La Palabra de Dios es diferente de cualquier Palabra… ¡Cuando Dios habla, todo se transforma!
Por medio de su Palabra, Dios creó todas las cosas. Él habló y todas las cosas fueron hechas.
La Palabra de Dios genera vida, realiza milagros, sana las heridas, limpia nuestras mentes, produce esperanza, de transformar vidas, libertando nos del pecado y de la tentación.
¡Sin la Palabra no se podría mas vivir!
Ella ha sido este alimento espiritual, alimento sólido, que me hace crecer saludable en la vida de fe.
La Biblia es como una brújula que confió totalmente para ser mi guía, donde consigo ver la dirección que está apuntando la voluntad de Dios.
Ella es la verdad libertadora que me transforma.

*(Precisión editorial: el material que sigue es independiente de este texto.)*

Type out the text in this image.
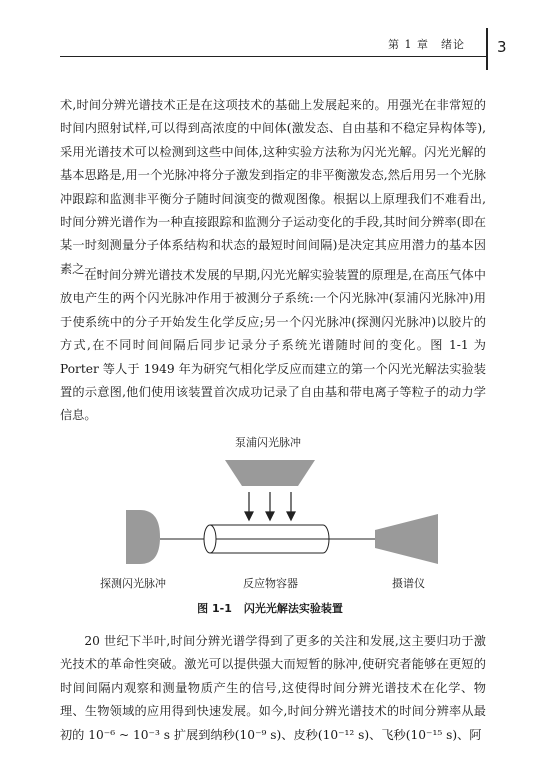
第 1 章　绪论	3

术,时间分辨光谱技术正是在这项技术的基础上发展起来的。用强光在非常短的时间内照射试样,可以得到高浓度的中间体(激发态、自由基和不稳定异构体等),采用光谱技术可以检测到这些中间体,这种实验方法称为闪光光解。闪光光解的基本思路是,用一个光脉冲将分子激发到指定的非平衡激发态,然后用另一个光脉冲跟踪和监测非平衡分子随时间演变的微观图像。根据以上原理我们不难看出,时间分辨光谱作为一种直接跟踪和监测分子运动变化的手段,其时间分辨率(即在某一时刻测量分子体系结构和状态的最短时间间隔)是决定其应用潜力的基本因素之一。

在时间分辨光谱技术发展的早期,闪光光解实验装置的原理是,在高压气体中放电产生的两个闪光脉冲作用于被测分子系统:一个闪光脉冲(泵浦闪光脉冲)用于使系统中的分子开始发生化学反应;另一个闪光脉冲(探测闪光脉冲)以胶片的方式,在不同时间间隔后同步记录分子系统光谱随时间的变化。图 1-1 为 Porter 等人于 1949 年为研究气相化学反应而建立的第一个闪光光解法实验装置的示意图,他们使用该装置首次成功记录了自由基和带电离子等粒子的动力学信息。

泵浦闪光脉冲
探测闪光脉冲	反应物容器	摄谱仪
图 1-1 闪光光解法实验装置

20 世纪下半叶,时间分辨光谱学得到了更多的关注和发展,这主要归功于激光技术的革命性突破。激光可以提供强大而短暂的脉冲,使研究者能够在更短的时间间隔内观察和测量物质产生的信号,这使得时间分辨光谱技术在化学、物理、生物领域的应用得到快速发展。如今,时间分辨光谱技术的时间分辨率从最初的 10⁻⁶ ~ 10⁻³ s 扩展到纳秒(10⁻⁹ s)、皮秒(10⁻¹² s)、飞秒(10⁻¹⁵ s)、阿
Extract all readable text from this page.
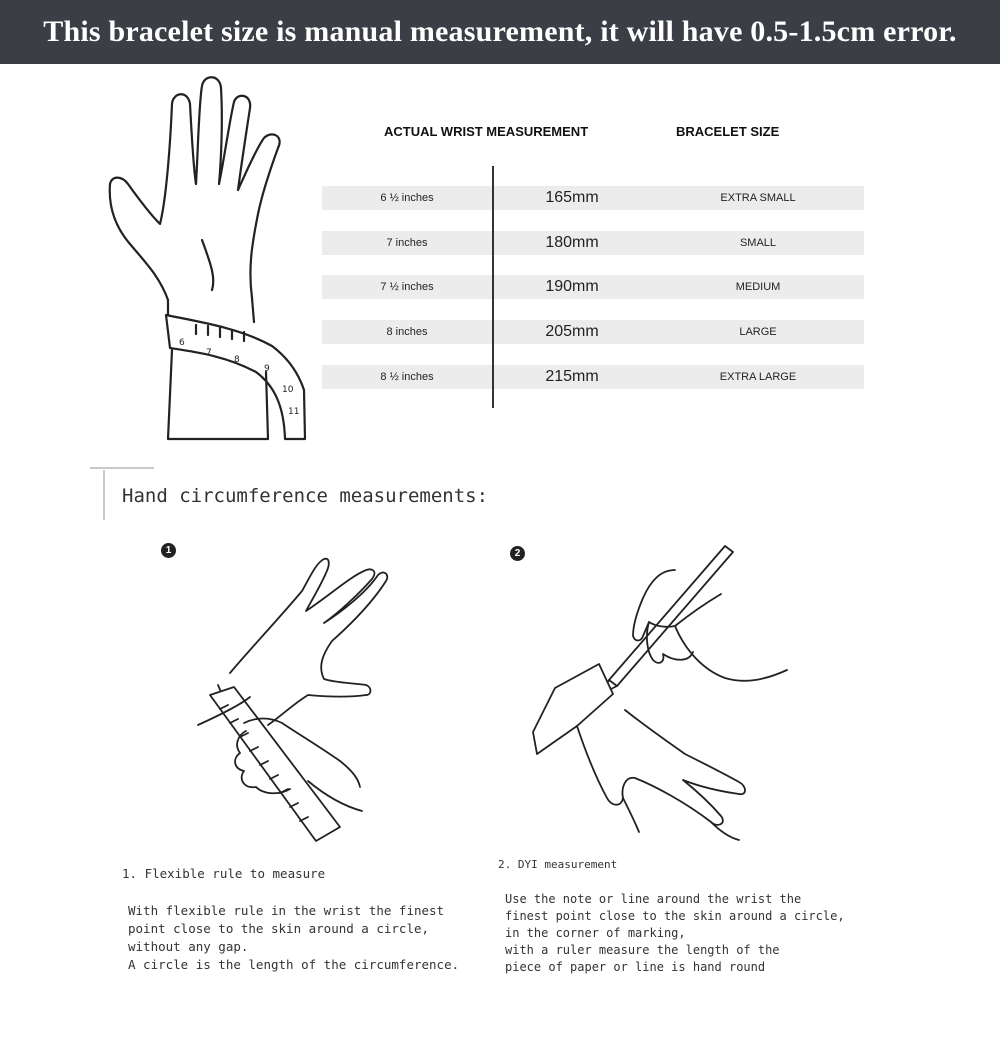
This bracelet size is manual measurement, it will have 0.5-1.5cm error.
6
7
8
9
10
11
ACTUAL WRIST MEASUREMENT	BRACELET SIZE
6 ½ inches	165mm	EXTRA SMALL
7 inches	180mm	SMALL
7 ½ inches	190mm	MEDIUM
8 inches	205mm	LARGE
8 ½ inches	215mm	EXTRA LARGE
Hand circumference measurements:
1
1. Flexible rule to measure
With flexible rule in the wrist the finest
point close to the skin around a circle,
without any gap.
A circle is the length of the circumference.
2
2. DYI measurement
Use the note or line around the wrist the
finest point close to the skin around a circle,
in the corner of marking,
with a ruler measure the length of the
piece of paper or line is hand round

Me encuentro conmigo al leer y escuchar la Palabra.
Ella es una fuerza poderosa que me revela lo que necesito conocer sobre mi. Es el motor que impulsa toda mi vida espiritual.
En muchas situaciones que he vivido, personas van intentando mostrar mi verdad y no conseguirán . Sin embargo, la Palabra, como un espejo, me mostró toda mi verdad interior, tentando convencerme de ella.
Cuando dejamos transformar por la Palabra, ella por sí sola, fortalecerá nuestra relación con Dios Amor, vamos dejando de confiar en nosotros mismos, como auto – suficientes, pasando a confiar en Él. Vamos convirtiendo nuestro modo de actuar por amor a Él.
Sentimos el efecto de Su Presencia en la Palabra, una presencia real, de un Dios que se dirige a nosotros de una forma intima y personal. Vamos cosechando los frutos de esta intimidad. Somos capaces de responde, no más por el cumplimiento de una Ley o mandamiento, pero, libres de la ley que hacemos por amor, Aquel que nos amó primero y nos llama hijos amados.
¡Su Palabra es verdad, verdad que transforma!